Der einstige Bordell-Boss gibt Tipps zum Flirten. Mit seinen Prostituierten ist er offensichtlich wenig zimperlich umgegangen. Im Prozess gegen den 34-Jährigen geht es auch um Menschenhandel.
Erst holte er die geistig behinderte Tschechin nach Ostthüringen, dann verkaufte er sie an Freier. Bis zu 700 Euro kassierte der 34-Jährige jeweils für ihre Sexdienste. Doch das Geld behielt er größtenteils für sich. So schildert es zumindest die Anklage, die Staatsanwältin Jana Böse am Dienstag am Landgericht Gera verliest. Und es ist nicht der einzige Fall, in dem der aus Bayern stammende Rotlicht-Boss Prostituierte ausgebeutet und misshandelt haben soll. Einer anderen Frau habe er Tränengas ins Gesicht gesprüht und sie mit einem Baseballschläger verprügelt. Dann sei sie nach Plauen verschleppt und dort etwa eine Woche lang eingesperrt worden – um bei Freiern vermeintliche Schulden abzuarbeiten.
Der 34-Jährige – kurz geschorener Kopf, schwarzer Kapuzenpulli und Tattoo über dem Ohr – ist in der Szene kein Unbekannter. So soll er in der Vergangenheit auch Bordelle etwa in Bad Kissingen (Bayern) betrieben haben. Als Autor war der einstige Schlossbesitzer ebenfalls tätig: Seine Erfahrungen im Rotlichtmilieu hat er in einem Krimi und einem Flirt-Ratgeber verarbeitet. Doch zum Prozessauftakt zieht er es vor zu schweigen.

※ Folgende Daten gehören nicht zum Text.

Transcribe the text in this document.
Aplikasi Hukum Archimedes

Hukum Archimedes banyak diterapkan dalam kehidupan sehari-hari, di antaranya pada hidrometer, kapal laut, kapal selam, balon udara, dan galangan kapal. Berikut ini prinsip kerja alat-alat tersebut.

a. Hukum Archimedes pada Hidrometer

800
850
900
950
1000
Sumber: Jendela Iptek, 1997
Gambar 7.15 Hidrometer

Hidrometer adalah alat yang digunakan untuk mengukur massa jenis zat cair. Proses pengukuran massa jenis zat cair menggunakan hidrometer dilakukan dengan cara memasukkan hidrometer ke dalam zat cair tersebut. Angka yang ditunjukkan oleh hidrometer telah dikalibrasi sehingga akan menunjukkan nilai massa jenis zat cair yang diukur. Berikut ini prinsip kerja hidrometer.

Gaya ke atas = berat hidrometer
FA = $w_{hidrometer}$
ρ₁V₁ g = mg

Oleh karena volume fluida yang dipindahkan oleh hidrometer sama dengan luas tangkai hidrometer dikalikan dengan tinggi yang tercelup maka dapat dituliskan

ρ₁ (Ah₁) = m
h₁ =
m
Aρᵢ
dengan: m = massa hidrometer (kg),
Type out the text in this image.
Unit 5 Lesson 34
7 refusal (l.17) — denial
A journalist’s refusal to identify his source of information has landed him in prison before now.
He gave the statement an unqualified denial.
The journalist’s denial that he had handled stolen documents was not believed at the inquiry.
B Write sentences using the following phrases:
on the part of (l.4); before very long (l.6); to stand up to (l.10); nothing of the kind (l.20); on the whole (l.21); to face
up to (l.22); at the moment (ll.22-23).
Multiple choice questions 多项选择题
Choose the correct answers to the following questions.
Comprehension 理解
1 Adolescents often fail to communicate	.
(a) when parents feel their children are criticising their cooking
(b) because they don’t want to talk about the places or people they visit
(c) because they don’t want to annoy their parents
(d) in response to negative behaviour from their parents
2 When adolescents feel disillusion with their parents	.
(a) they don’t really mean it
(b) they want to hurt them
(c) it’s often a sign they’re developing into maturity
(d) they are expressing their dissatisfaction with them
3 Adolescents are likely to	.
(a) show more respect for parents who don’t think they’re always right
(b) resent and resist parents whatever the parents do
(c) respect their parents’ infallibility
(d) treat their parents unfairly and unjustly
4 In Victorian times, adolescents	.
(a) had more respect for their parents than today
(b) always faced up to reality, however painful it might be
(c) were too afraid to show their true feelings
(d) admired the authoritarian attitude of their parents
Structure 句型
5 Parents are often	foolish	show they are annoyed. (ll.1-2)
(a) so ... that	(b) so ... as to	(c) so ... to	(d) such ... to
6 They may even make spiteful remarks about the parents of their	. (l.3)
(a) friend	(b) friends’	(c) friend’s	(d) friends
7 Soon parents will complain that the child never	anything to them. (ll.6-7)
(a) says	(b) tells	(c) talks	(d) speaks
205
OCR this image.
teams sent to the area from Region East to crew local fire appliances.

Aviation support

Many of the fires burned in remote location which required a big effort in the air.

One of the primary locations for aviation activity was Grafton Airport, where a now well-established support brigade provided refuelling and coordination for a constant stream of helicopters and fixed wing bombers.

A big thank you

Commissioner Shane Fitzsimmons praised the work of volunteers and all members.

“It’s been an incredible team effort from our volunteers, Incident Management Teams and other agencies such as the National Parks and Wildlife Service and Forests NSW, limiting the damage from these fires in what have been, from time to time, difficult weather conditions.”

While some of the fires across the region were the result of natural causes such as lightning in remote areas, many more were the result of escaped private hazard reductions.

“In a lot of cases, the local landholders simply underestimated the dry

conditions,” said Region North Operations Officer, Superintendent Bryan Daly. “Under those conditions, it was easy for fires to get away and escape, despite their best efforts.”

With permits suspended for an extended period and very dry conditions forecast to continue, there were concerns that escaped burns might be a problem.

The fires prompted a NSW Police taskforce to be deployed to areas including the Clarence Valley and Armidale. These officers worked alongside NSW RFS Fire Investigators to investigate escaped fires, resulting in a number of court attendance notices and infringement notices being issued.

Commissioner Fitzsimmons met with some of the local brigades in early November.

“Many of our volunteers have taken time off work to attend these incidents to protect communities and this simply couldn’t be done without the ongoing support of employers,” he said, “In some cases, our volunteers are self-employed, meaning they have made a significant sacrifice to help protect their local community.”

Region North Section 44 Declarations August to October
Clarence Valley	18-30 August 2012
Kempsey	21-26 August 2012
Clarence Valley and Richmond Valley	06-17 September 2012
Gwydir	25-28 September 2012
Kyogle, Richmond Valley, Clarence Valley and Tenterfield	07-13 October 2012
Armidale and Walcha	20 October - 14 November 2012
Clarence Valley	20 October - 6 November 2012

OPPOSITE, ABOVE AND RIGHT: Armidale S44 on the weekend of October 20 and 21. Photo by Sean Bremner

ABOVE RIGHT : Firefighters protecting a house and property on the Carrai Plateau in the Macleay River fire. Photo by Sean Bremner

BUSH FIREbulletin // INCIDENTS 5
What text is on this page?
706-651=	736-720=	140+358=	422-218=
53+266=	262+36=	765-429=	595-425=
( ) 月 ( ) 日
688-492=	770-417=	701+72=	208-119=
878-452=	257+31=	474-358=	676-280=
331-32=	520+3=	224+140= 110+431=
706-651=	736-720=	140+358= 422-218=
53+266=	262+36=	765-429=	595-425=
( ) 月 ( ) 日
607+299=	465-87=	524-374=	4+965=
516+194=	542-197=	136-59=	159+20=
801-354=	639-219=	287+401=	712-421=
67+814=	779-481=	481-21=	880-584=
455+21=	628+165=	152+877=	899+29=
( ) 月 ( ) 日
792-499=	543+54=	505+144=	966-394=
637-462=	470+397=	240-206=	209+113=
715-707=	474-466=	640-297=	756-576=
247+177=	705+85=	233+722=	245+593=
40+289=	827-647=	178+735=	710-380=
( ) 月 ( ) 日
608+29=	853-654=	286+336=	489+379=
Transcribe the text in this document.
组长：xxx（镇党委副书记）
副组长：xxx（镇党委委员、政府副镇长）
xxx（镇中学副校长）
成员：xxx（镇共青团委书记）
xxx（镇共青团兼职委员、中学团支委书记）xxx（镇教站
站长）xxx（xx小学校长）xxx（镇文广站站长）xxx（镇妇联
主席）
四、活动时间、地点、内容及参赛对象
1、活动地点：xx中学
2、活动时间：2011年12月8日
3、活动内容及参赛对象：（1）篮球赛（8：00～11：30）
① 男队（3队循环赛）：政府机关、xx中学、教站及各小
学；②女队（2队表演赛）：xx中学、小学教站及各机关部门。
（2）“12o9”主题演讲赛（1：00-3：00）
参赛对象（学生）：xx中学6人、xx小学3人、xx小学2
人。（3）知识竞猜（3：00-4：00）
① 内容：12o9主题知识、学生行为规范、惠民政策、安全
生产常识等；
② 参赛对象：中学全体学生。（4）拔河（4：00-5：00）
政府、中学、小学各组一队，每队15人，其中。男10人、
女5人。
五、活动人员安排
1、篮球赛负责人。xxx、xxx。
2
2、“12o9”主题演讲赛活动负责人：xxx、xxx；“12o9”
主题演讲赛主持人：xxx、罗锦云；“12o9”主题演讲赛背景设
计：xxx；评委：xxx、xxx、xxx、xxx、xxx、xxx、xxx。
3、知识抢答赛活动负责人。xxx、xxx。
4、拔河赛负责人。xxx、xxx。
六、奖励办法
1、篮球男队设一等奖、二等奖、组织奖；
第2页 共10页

Redselig war er aber in Briefen, die er aus der Untersuchungshaft an die Staatsanwaltschaft schrieb. Sie werden nun vor Gericht verlesen. Darin berichtet er von Sex-Orgien in Prag, einem gescheiterten Versuch als Disco-Betreiber und seinem Weg in die Rotlicht-Szene – zunächst mit einem Fetisch-Studio, dem mehrere Bordelle gefolgt seien. „Ich habe die Frauen immer gut behandelt und bezahlt“, beteuert er darin, die Vorwürfe des Menschenhandels und der Zuhälterei weist er zurück. Die Frauen seien freiwillig bei ihm gewesen, und er habe sie zu nichts gezwungen; die Einnahmen seien hälftig geteilt worden. „Sie kamen zu mir, weil sie sich bei mir wohlfühlten und Geld verdienen wollten.“
Angeklagter: Komplott! Polizisten seien angeblich neidisch auf ihn
Der Angeklagte schreibt von Intrigen und will glauben machen, dass sich alle gegen ihn verschworen hätten: Seine Ex-Partnerin, die als Domina gearbeitet hat, und ihre Mutter ebenso wie Polizisten, die ihm seinen exzessiven Lebensstil neideten. Und immer wieder bietet er der Staatsanwaltschaft an, ihm bekannte Drogenhändler zu benennen – im Gegenzug will er aus der U-Haft kommen.
Der Prozess wirft erneut ein Schlaglicht auf die Situation mancher Prostituierten hierzulande – vor allem wenn sie aus dem Ausland kommen. Ihre Lage ist verstärkt in den Fokus der Öffentlichkeit geraten. Deutschland gilt als wichtiges Zielland des Menschenhandels zum Zweck sexueller Ausbeutung. Nach Zahlen der EU-Kommission wurden zwischen 2010 und 2012 europaweit mehr als 30 000 Personen Opfer von Menschenhändlern. Der Bundestag hatte im Juli beschlossen, Prostituierte besser vor Ausbeutung zu schützen und Freier zu bestrafen, die bewusst Dienste einer Zwangsprostituierten nutzen.
Für den Prozess in Gera sind vorerst weitere Verhandlungstage bis Ende September geplant. Neben gefährlicher Körperverletzung, gewerbsmäßigen Menschenhandel und ausbeuterischer Zuhälterei muss sich der 34-Jährige auch wegen illegalen Besitzes von Waffen, Sprengstoff und Drogen verantworten. Diese waren im Dezember 2015 bei einer Durchsuchung seines Anwesens in Hirschberg (Saale-Orla-Kreis) entdeckt worden.